PARSER_BEGIN(MyParser)
import java.io.*;
public class MyParser
{
public static void parse(String fileName) throws IOException, ParseException
{
MyParser parser = new MyParser(new FileInputStream(fileName));
parser.dsl();
}
}
PARSER_END(MyParser);
//Remainder of the .jj file.
//Tokens to ignore in the BNF follow.
SKIP : { ' ' | '\t' | '\n' | '\r' }
TOKEN : {
< BUSNUMBER : "bus(["0"-"9"]) |
< BUSNAME : "(["a"-"z", "A"-"Z"])* //Match a single character which can be lowercase or upper. Happens 0 or more times.
< VIA : "via" > |
< STOPS : "stops" > |
< FREE : "free" >
}
// was used as a temporary comments indicator.
So i've created my characters to skip over. And all the tokens I can think of.
But I'm not sure what i'm missing. Any help would be appreciated, or an explanation would be better as I actually want to learn how to do this.
Thank you.
A few comments.

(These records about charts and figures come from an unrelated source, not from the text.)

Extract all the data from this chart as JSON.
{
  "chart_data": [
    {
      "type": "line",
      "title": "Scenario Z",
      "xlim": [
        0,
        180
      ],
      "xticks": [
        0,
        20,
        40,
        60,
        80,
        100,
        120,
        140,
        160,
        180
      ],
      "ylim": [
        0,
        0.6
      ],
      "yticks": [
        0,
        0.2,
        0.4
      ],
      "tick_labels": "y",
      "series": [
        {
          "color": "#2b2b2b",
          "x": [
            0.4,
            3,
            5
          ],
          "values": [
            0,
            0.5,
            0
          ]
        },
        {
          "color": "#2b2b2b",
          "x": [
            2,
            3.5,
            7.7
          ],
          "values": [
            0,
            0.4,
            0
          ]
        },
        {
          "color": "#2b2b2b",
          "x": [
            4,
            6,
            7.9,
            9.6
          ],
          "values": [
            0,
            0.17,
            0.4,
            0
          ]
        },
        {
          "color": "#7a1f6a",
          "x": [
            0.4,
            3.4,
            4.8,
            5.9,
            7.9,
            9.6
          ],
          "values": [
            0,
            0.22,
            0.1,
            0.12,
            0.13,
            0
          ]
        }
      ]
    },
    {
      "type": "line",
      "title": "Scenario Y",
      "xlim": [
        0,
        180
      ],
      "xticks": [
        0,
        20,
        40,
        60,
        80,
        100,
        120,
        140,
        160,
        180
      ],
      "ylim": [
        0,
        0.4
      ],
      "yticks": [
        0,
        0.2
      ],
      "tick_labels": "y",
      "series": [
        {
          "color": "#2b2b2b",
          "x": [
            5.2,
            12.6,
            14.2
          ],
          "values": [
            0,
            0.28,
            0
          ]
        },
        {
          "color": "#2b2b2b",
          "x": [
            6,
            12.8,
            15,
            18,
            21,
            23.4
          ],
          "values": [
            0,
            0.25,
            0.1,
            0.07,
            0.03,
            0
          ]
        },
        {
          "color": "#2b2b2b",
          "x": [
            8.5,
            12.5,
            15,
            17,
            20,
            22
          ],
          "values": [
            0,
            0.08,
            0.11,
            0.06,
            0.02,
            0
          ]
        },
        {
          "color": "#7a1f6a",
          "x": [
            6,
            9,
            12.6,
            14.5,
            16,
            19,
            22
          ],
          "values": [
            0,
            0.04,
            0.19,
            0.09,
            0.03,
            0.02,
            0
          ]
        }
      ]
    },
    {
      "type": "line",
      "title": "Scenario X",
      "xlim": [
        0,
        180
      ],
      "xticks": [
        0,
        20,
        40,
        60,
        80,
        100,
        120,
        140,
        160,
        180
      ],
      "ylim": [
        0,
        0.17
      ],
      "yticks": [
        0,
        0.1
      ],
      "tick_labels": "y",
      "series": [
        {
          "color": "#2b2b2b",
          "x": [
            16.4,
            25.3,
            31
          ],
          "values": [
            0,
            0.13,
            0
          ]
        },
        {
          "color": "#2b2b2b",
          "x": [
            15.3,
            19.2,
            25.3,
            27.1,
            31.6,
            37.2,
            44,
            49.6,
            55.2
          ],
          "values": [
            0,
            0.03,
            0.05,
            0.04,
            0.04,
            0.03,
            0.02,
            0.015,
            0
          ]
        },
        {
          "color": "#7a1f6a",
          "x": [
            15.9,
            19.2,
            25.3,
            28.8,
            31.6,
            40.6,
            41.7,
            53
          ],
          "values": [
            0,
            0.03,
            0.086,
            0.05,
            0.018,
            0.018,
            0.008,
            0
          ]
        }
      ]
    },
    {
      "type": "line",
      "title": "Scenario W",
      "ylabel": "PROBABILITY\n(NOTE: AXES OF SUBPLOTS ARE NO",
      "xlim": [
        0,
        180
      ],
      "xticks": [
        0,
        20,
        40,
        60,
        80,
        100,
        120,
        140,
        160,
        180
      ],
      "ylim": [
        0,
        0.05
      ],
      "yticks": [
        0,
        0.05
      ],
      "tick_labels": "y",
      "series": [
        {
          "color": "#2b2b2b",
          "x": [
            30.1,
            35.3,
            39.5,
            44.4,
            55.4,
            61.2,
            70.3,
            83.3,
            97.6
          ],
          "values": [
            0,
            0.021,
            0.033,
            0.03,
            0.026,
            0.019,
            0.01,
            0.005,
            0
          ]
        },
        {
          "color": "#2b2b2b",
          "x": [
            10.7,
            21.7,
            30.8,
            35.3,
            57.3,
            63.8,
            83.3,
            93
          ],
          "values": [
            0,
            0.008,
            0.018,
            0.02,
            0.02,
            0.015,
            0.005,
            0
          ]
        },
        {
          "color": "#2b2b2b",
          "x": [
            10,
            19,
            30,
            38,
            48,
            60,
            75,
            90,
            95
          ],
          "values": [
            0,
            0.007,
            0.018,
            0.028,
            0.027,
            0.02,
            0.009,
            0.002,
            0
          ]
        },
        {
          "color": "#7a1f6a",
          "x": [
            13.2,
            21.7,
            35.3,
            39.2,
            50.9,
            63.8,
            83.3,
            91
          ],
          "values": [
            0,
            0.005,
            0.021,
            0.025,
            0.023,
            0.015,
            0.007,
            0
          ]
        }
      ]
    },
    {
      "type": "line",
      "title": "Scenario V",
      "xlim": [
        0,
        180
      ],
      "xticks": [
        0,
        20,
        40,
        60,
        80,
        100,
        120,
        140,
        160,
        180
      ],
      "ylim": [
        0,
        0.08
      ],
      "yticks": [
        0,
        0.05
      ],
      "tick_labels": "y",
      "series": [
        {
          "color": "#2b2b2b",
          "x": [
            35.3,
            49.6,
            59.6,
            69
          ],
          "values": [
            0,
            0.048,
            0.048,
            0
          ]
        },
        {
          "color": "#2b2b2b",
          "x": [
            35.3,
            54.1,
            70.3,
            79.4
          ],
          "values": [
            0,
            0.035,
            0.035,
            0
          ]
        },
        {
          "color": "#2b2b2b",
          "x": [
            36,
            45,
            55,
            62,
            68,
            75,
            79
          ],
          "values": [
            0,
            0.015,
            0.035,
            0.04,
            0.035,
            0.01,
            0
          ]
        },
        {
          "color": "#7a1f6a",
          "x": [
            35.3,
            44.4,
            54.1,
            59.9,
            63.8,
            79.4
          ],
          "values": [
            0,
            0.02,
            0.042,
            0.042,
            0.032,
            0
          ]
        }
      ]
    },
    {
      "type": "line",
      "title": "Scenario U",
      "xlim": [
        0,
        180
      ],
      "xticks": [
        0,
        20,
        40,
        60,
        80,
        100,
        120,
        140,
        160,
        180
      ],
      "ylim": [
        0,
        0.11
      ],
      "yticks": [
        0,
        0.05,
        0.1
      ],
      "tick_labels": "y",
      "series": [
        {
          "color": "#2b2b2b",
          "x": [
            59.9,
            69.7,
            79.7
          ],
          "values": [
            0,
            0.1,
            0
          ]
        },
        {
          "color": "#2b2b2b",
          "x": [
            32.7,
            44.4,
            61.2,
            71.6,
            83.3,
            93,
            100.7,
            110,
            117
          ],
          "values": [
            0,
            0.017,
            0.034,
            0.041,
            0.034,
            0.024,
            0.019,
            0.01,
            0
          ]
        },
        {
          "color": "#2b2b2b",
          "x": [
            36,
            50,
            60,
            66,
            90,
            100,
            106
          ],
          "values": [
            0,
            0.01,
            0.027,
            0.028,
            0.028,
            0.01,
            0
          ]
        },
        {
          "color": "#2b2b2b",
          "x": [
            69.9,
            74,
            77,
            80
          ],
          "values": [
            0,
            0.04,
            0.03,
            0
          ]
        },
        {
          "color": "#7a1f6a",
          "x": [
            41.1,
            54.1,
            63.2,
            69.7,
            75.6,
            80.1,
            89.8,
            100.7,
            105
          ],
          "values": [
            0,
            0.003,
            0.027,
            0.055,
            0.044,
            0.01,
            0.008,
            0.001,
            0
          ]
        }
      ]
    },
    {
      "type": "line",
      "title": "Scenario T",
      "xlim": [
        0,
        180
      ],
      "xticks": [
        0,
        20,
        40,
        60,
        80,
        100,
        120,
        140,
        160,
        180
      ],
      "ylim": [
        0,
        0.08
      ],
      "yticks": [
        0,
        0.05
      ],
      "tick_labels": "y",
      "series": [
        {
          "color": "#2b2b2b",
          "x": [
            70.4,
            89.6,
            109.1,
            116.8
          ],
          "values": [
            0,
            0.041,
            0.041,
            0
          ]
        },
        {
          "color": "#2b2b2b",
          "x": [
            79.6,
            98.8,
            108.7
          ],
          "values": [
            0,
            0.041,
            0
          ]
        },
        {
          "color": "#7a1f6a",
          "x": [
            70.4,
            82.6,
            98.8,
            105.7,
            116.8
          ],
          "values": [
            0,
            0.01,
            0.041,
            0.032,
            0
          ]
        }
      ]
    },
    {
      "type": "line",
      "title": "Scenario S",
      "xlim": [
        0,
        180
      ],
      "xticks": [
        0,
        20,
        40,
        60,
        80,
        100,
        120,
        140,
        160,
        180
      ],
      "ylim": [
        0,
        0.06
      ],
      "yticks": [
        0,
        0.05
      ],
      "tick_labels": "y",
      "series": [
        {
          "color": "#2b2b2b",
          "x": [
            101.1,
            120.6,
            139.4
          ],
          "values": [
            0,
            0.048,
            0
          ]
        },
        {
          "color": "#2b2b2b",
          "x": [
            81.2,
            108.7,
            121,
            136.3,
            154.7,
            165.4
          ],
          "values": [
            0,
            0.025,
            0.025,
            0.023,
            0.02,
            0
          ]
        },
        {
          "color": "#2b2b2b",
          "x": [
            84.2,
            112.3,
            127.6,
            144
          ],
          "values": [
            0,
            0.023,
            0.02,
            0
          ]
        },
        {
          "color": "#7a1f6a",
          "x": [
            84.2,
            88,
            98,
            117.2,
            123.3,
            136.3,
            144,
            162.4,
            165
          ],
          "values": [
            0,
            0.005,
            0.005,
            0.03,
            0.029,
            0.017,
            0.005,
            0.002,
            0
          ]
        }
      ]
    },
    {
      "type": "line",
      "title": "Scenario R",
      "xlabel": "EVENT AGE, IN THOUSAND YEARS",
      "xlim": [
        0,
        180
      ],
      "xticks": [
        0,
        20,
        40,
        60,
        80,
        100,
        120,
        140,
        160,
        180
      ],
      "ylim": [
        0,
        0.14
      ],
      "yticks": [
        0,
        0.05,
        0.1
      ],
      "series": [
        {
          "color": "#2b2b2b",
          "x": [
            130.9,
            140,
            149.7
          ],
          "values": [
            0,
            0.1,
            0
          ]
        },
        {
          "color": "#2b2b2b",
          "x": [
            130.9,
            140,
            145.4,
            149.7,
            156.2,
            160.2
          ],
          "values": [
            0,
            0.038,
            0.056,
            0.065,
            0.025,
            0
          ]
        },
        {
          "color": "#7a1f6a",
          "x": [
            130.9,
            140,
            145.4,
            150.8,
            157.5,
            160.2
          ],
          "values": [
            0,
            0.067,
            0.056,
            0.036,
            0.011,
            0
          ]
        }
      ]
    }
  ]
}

For
< BUSNUMBER : "bus(["0"-"9"]) |
You perhaps mean
< BUSNUMBER : "bus(" (["0"-"9"])+ ")" > |
However, if you want to allow spaces, you should treat bus
, (
, )
, and numbers as separate tokens.
For
< BUSNAME : "(["a"-"z", "A"-"Z"])* //Match a single character which can be lowercase or upper. Happens 0 or more times.
you might want
< BUSNAME : "\"" (["a"-"z", "A"-"Z", " "])* "\""> |
(I don't know what characters are possible in a bus name, but in your example you have spaces as well as letters.)
You are missing ->
, stop numbers and times.